I first felt that breed of literary electricity many years ago near Diversey and Halsted at the Burkhart Underground in the smoky, low-lit basement of Burkhart Studios. It was the home of Fred Burkhart, a Beat photographer, painter, poet and writer, who opened his studios to Chicago musicians, writers and artists. For decades, Burkhart created a space for artistic expression. His Underground helped me become the writer and storyteller I am today.
Unfortunately, places like that are harder and harder to come by, not just in Chicago, but in many parts of the world. Even Shakespeare & Company has had to make some concessions to modernity. Sylvia Whitman’s father George held a firm position against technology. For years, he didn’t even have a phone. When Sylvia took over, she made some changes.
“I brought in a computer system and kind of generally modernized the bookshop," she said. "I felt like we didn’t really have a choice. We really needed to deal with the competition.”
Customers eventually adjusted, but like the rest of the publishing industry, Shakespeare & Company still faces an uncertain future. Last winter, sales were slow. In order to survive in a bad economy and changing media landscape, Sylvia is planning to broaden the scope of the shop to encompass other art forms.
“There’s a lot of artistic energy, and we just want to open up to that even more,” Whitman said. “We want to have events, exhibitions, maybe a little cinema down in the cellar.

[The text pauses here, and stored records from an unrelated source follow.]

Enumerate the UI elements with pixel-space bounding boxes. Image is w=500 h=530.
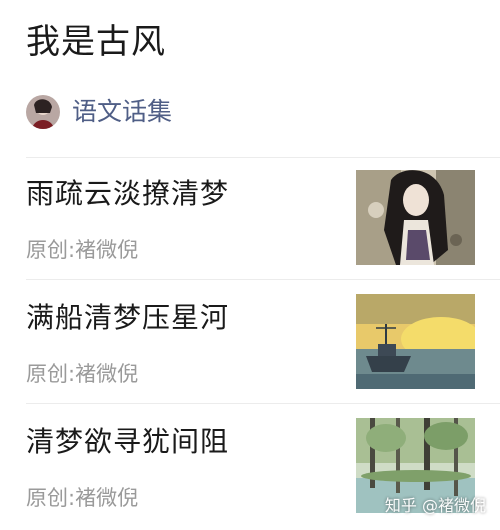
- article-author: 原创:褚微倪: [26, 238, 139, 262]
- divider: [26, 279, 500, 280]
- article-title: 满船清梦压星河: [26, 301, 230, 334]
- page-title: 我是古风: [26, 22, 166, 62]
- page: 我是古风 语文话集 雨疏云淡撩清梦 原创:褚微倪 满船清梦压星河 原创:褚微倪 …: [0, 0, 500, 530]
- article-title: 清梦欲寻犹间阻: [26, 425, 230, 458]
- article-thumbnail: [356, 170, 475, 265]
- article-title: 雨疏云淡撩清梦: [26, 177, 230, 210]
- collection-avatar-icon: [26, 95, 60, 129]
- article-author: 原创:褚微倪: [26, 362, 139, 386]
- divider: [26, 403, 500, 404]
- collection-label: 语文话集: [72, 97, 173, 126]
- collection-link[interactable]: 语文话集: [26, 92, 172, 132]
- watermark: 知乎 @褚微倪: [384, 496, 486, 515]
- article-author: 原创:褚微倪: [26, 486, 139, 510]
- article-item[interactable]: 雨疏云淡撩清梦 原创:褚微倪: [0, 158, 500, 278]
- article-thumbnail: [356, 294, 475, 389]
- article-item[interactable]: 满船清梦压星河 原创:褚微倪: [0, 282, 500, 402]
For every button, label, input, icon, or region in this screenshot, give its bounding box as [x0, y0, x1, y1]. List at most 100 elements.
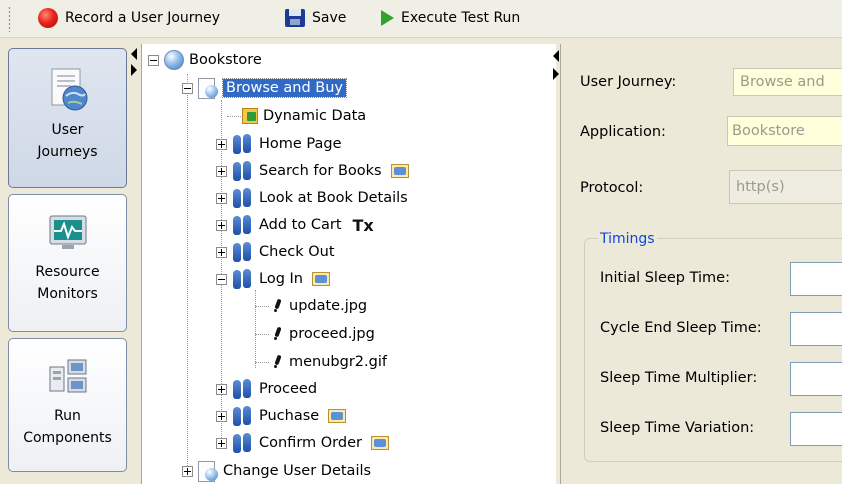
expand-toggle-icon[interactable] — [216, 410, 227, 422]
initial-sleep-time-label: Initial Sleep Time: — [600, 270, 730, 286]
tree-node-label: Check Out — [259, 244, 335, 260]
tree-node-browse-and-buy[interactable]: Browse and Buy — [182, 75, 348, 101]
user-journey-icon — [198, 78, 218, 99]
tree-node-page-expanded[interactable]: Log In — [216, 266, 330, 292]
expand-toggle-icon[interactable] — [216, 383, 227, 395]
toolbar: Record a User Journey Save Execute Test … — [0, 0, 842, 38]
tree-node-label: update.jpg — [289, 298, 368, 314]
expand-tree-arrow-icon[interactable] — [553, 68, 559, 80]
expand-toggle-icon[interactable] — [216, 165, 227, 177]
run-components-icon — [49, 359, 86, 393]
tree-node-resource[interactable]: proceed.jpg — [272, 321, 375, 347]
dynamic-data-icon — [242, 108, 258, 124]
record-icon — [38, 8, 58, 28]
collapse-toggle-icon[interactable] — [216, 273, 227, 285]
expand-right-arrow-icon[interactable] — [131, 64, 137, 76]
envelope-icon — [328, 409, 347, 423]
tree-connector — [255, 306, 269, 307]
sleep-time-variation-input[interactable] — [790, 412, 842, 446]
expand-toggle-icon[interactable] — [216, 437, 227, 449]
expand-toggle-icon[interactable] — [182, 465, 193, 477]
nav-run-components-button[interactable]: Run Components — [8, 338, 127, 472]
footsteps-icon — [232, 269, 254, 289]
cycle-end-sleep-time-input[interactable] — [790, 312, 842, 346]
tree-node-page[interactable]: Confirm Order — [216, 430, 389, 456]
nav-resource-monitors-line2: Monitors — [37, 286, 98, 302]
cycle-end-sleep-time-label: Cycle End Sleep Time: — [600, 320, 762, 336]
sleep-time-multiplier-input[interactable] — [790, 362, 842, 396]
tree-node-page[interactable]: Add to Cart Tx — [216, 212, 374, 238]
collapse-toggle-icon[interactable] — [182, 82, 193, 94]
tree-node-label: Dynamic Data — [263, 108, 367, 124]
globe-icon — [164, 50, 184, 70]
footsteps-icon — [232, 188, 254, 208]
footsteps-icon — [232, 134, 254, 154]
collapse-toggle-icon[interactable] — [148, 54, 159, 66]
user-journey-field[interactable]: Browse and — [733, 68, 842, 96]
user-journey-tree[interactable]: Bookstore Browse and Buy Dynamic Data Ho… — [141, 44, 556, 484]
tree-connector — [255, 290, 256, 368]
tree-node-label: Look at Book Details — [259, 190, 408, 206]
expand-toggle-icon[interactable] — [216, 192, 227, 204]
tree-connector — [255, 362, 269, 363]
resource-icon — [272, 327, 284, 341]
protocol-field[interactable]: http(s) — [729, 170, 842, 204]
collapse-tree-arrow-icon[interactable] — [553, 50, 559, 62]
tree-connector — [255, 334, 269, 335]
tree-node-page[interactable]: Home Page — [216, 131, 342, 157]
play-icon — [381, 10, 394, 26]
footsteps-icon — [232, 433, 254, 453]
expand-toggle-icon[interactable] — [216, 138, 227, 150]
nav-run-components-line2: Components — [23, 430, 112, 446]
nav-user-journeys-button[interactable]: User Journeys — [8, 48, 127, 188]
user-journey-label: User Journey: — [580, 74, 677, 90]
application-field[interactable]: Bookstore — [727, 116, 842, 146]
tree-node-dynamic-data[interactable]: Dynamic Data — [242, 103, 366, 129]
toolbar-grip[interactable] — [8, 6, 11, 32]
execute-test-run-button[interactable]: Execute Test Run — [381, 3, 520, 33]
execute-label: Execute Test Run — [401, 10, 521, 26]
tree-connector — [227, 116, 241, 117]
resource-icon — [272, 355, 284, 369]
expand-toggle-icon[interactable] — [216, 246, 227, 258]
tree-node-label: proceed.jpg — [289, 326, 375, 342]
save-button[interactable]: Save — [285, 3, 346, 33]
tree-node-page[interactable]: Puchase — [216, 403, 347, 429]
transaction-badge: Tx — [352, 215, 374, 235]
timings-title: Timings — [598, 231, 657, 247]
footsteps-icon — [232, 161, 254, 181]
tree-node-page[interactable]: Search for Books — [216, 158, 409, 184]
footsteps-icon — [232, 379, 254, 399]
left-navigation-panel: User Journeys Resource Monitors Run Comp… — [0, 38, 137, 484]
resource-icon — [272, 299, 284, 313]
tree-node-label: Proceed — [259, 381, 318, 397]
tree-node-resource[interactable]: update.jpg — [272, 293, 367, 319]
tree-connector — [187, 74, 188, 470]
footsteps-icon — [232, 242, 254, 262]
record-user-journey-button[interactable]: Record a User Journey — [38, 3, 220, 33]
nav-resource-monitors-button[interactable]: Resource Monitors — [8, 194, 127, 332]
user-journey-icon — [198, 461, 218, 482]
tree-node-label: Home Page — [259, 136, 342, 152]
tree-node-resource[interactable]: menubgr2.gif — [272, 349, 387, 375]
envelope-icon — [311, 272, 330, 286]
save-label: Save — [312, 10, 347, 26]
nav-resource-monitors-line1: Resource — [35, 264, 100, 280]
record-label: Record a User Journey — [65, 10, 221, 26]
resource-monitor-icon — [49, 215, 86, 249]
tree-node-page[interactable]: Proceed — [216, 376, 317, 402]
collapse-left-arrow-icon[interactable] — [131, 48, 137, 60]
user-journeys-icon — [51, 68, 87, 111]
tree-node-label-selected: Browse and Buy — [221, 78, 348, 98]
initial-sleep-time-input[interactable] — [790, 262, 842, 296]
expand-toggle-icon[interactable] — [216, 219, 227, 231]
tree-node-bookstore[interactable]: Bookstore — [148, 47, 262, 73]
protocol-label: Protocol: — [580, 180, 644, 196]
tree-node-change-user-details[interactable]: Change User Details — [182, 458, 371, 484]
tree-node-page[interactable]: Check Out — [216, 239, 335, 265]
tree-node-page[interactable]: Look at Book Details — [216, 185, 408, 211]
sleep-time-variation-label: Sleep Time Variation: — [600, 420, 755, 436]
nav-user-journeys-line2: Journeys — [37, 144, 98, 160]
tree-node-label: Add to Cart — [259, 217, 342, 233]
envelope-icon — [390, 164, 409, 178]
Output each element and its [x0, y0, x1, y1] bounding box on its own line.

We have lots of crazy, exciting ideas."
The typewriter in the second floor hovel is still clacking. The piano in the side room is still moaning its melody. And a woman named Sylvia is opening the doors of the shop each morning to bustling crowds of book lovers and closing them in the evening to keep young writers warm against the chill wafting up off the Seine in the Parisian night. These Tumbleweeds, snuggled in amongst the same bookshelves as Hemingway and Stein, Burroughs and Miller, dreaming new dreams for the future.
Leaving the shop, I found myself heartened to know the Shakespeare & Company bookshop continues to be a beacon for the literary spirit.
I wish I could say the same for Chicago’s Burkhart Studios, the creative space that was so important to my growth as a writer. Owner Fred Burkhart has fallen sick with cancer. The building is being sold. The studio’s absence is more than a personal loss; it’s a blow to our city’s literary and cultural heritage, another missing piece of the soul of our city.
Bill Hillmann is a Chicago writer and storyteller. He’ll be returning to Shakespeare & Company this summer as a Tumbleweed, writer-in-residence.